GCN Circular 40239
Subject
GRB 250419a: Continued Liverpool Telescope observations
Date
2025-04-24T16:42:10Z (3 days ago)
Edited On
2025-04-24T17:26:12Z (3 days ago)
From
A. Bochenek at Liverpool John Moores University <a.m.bochenek@2023.ljmu.ac.uk>
Edited By
Judith Racusin at NASA/GSFC <judith.racusin@nasa.gov> on behalf of A. Bochenek at Liverpool John Moores University <a.m.bochenek@2023.ljmu.ac.uk>
Via
Web form
A. Bochenek and D. A. Perley (LJMU) report:
We have been regularly observing the optical afterglow of SVOM-detected GRB250419a (Wang et al., GCN 40168, Brunet et al. GCN 40234), first reported by López et al. (GCN 40169) and Xin et al. (GCN 40170), using the IO:O optical camera on the 2m robotic Liverpool Telescope in the SDSS r and i filters. Observations began on 2025-04-19 (Perley & Bochenek, GCN 40181) and have continued nightly since.

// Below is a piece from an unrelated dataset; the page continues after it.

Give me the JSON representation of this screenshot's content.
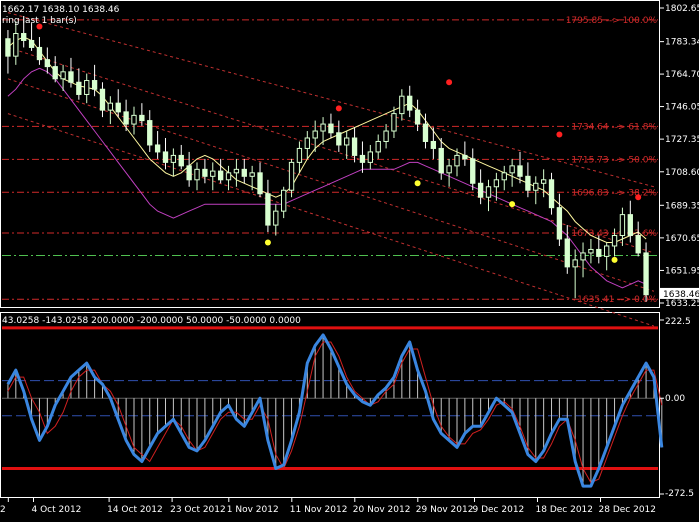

The most recent set of observations was a set of 8x100s exposures starting at 2025-04-23 21:52:15 UT, approximately 4.86 days after the trigger. We report a detection, given below, in both bands.
MJD (mid) T_mid-T_0 Filter Mag. (AB)
60788.97067 4.86 d r 23.20 ± 0.27
60788.98199 4.87 d i 22.91 ± 0.22
The photometry was calibrated using nearby PanSTARRS secondary standards and was not corrected for extinction. The magnitudes are consistent with the upper limit from earlier in the night reported by Dimple & Gompertz et al. (GCN 40238).
The source is currently fading rapidly: a fit to our observations taken 2 days and later after the trigger gives a power-law decay index of approximately -2.1, consistent with a post-jet-break evolution.